Guilt is a bugger. Sometimes you are guilty because the suicide WANTED you to be, because of the sort of ‘cry for help’ became ‘look at what you made me do, this is your fault’ with the suicide contemplating how bad everyone will feel afterwards (rather than their own very serious lack of future). But often it is stupid, as you say. Oddly I thought of another thing read a long time ago: a reporter finding out that the 15yo prostitutes he was interviewing were ‘good’ middle-class kids who said “Dad wouldn’t give us the pocket money we wanted, so we earn it” ~ now (assuming Dad found out) should he ‘have done more’? Maybe, maybe simply keeping an eye on them. But there comes a point where you have to accept that an individual has to make their own choices, however bad a decision you think it is. Eventually a suicide is just another adult making their own decision as to their life path.

Life is wasted on a daily basis.

Hope can be a demon, the person staying with an abusive partner out of hope is a prime example. Hope is taking a risk. You hope you will win the euromillions, never get cancer, be a perfect weight, be loved. Maybe you will, maybe you won’t. Hope = taking a chance, a risk, a throw of the dice and only the ST knows what number you need to hit.

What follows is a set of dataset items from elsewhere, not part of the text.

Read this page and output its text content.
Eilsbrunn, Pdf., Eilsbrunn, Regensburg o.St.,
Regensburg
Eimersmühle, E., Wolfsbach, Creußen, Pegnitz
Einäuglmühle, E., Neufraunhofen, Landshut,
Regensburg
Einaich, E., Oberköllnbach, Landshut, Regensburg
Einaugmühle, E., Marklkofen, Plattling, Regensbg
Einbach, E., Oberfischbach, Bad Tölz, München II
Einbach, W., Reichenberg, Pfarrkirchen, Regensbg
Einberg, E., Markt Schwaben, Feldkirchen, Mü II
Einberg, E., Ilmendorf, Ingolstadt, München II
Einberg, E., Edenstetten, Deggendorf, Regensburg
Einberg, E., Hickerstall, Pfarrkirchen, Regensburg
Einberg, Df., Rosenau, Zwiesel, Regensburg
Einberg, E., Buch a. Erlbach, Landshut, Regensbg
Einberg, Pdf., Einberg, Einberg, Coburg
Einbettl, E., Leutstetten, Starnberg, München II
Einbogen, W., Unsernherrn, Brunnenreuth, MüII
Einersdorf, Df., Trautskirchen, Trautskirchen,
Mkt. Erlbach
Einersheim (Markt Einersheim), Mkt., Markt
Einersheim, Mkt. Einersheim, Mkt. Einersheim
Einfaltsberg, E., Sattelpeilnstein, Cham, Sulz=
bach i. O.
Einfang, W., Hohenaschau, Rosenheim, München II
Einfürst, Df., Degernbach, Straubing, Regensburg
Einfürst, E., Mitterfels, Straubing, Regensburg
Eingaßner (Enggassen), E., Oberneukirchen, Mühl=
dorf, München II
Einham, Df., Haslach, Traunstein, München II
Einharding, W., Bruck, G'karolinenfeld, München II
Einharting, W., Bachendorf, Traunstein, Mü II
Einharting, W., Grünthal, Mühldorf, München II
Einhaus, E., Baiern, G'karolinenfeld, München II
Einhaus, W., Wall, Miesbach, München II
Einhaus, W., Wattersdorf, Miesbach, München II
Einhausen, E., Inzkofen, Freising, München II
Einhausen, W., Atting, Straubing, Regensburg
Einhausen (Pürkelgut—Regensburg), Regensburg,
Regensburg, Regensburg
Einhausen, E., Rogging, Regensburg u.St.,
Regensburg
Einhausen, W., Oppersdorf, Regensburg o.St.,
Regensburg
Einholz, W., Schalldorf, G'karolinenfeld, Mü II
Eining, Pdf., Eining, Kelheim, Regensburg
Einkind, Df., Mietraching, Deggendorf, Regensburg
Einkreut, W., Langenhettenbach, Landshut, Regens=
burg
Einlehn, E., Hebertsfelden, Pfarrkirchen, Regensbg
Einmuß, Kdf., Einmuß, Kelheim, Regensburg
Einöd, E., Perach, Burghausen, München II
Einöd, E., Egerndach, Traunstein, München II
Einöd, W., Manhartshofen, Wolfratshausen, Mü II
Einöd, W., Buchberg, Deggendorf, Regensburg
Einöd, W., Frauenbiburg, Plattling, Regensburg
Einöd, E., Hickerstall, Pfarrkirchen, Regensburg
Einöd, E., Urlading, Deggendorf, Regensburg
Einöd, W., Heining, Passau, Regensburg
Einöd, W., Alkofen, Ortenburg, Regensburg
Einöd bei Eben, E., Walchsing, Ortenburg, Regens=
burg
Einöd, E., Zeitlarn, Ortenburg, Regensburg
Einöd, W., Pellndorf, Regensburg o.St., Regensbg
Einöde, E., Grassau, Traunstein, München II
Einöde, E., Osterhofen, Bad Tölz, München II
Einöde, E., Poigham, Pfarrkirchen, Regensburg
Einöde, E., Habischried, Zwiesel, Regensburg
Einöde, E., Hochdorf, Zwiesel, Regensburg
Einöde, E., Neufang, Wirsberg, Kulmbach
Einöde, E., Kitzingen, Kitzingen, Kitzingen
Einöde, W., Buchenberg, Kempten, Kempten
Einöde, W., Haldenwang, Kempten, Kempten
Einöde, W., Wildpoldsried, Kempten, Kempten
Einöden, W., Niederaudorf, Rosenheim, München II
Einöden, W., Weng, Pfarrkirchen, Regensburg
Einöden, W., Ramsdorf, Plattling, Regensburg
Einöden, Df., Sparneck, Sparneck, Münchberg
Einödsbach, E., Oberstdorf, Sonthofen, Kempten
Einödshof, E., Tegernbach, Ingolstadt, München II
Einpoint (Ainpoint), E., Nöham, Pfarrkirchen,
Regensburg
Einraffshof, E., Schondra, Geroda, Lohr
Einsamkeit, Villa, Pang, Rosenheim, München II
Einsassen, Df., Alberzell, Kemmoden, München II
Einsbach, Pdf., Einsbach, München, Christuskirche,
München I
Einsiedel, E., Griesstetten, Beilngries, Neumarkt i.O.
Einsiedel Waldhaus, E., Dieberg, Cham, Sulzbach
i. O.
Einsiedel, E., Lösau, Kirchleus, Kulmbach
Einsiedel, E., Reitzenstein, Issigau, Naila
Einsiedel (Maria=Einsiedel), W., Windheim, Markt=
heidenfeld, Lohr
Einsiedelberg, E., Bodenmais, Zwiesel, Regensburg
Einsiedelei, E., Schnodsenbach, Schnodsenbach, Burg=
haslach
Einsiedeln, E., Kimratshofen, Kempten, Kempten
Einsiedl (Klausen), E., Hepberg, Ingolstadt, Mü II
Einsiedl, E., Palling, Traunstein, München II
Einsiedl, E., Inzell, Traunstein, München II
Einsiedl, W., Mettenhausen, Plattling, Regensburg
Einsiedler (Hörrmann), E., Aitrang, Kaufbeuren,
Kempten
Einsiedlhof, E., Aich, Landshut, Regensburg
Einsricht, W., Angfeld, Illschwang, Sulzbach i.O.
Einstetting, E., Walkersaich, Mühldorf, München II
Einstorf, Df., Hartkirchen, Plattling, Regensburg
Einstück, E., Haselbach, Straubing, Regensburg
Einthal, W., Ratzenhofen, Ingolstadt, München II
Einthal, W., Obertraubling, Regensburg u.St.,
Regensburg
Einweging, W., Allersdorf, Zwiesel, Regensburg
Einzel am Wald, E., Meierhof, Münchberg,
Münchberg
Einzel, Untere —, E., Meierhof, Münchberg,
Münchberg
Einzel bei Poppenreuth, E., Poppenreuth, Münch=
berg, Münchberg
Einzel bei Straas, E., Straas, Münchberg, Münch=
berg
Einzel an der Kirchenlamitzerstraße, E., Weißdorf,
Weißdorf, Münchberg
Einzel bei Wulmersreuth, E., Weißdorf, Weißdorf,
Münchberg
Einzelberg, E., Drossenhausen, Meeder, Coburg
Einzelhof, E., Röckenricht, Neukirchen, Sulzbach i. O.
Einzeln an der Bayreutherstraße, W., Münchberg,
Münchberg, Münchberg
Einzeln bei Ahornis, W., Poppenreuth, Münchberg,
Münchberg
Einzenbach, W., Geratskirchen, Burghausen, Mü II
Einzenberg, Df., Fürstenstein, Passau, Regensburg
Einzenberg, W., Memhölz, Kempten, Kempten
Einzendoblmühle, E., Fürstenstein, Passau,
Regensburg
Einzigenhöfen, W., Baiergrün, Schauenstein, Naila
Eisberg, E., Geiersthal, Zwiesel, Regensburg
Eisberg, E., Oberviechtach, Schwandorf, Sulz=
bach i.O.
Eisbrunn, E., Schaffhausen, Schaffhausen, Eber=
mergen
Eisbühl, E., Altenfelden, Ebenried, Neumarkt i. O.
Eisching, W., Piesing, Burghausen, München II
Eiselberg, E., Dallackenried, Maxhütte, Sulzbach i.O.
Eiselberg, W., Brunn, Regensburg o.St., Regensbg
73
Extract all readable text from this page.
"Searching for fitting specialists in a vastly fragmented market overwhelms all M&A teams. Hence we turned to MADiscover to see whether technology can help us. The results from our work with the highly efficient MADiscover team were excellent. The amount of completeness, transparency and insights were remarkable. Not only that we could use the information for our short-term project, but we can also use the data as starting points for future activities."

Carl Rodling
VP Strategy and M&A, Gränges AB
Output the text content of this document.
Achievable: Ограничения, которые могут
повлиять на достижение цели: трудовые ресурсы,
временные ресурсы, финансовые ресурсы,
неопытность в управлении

Death the hard way? Meh. How much do you hate those you leave behind? You hear of people so wrapped in their own pain they cannot se the pain they will leave, or those who kill themselves in the tidiest possible way to avoid ‘leaving a mess to be cleaned up’.

Emotion, like relativity, is changed by being part of it.

Choice: once a failed suicide would be hung for the crime as it was still murder to take a human life, even if your own. We haven’t quite moved away from the idea that your life is not yours to dispose of as you choose unless it is in the service of something more (god, country, whatever). A newly wed couple killed themselves as they were so very happy they felt that life could only get worse, and they didn’t want to live that life.

In terms of dying, the process of dying is still very much part of living.

I would be quite interested in your abortion sub-argument.

Afterlife is not yet proved. It may happen or not, but I am absolutely certain that, should it exist, it will be as strange and incomprehensible to the mortal mind as chaos theory.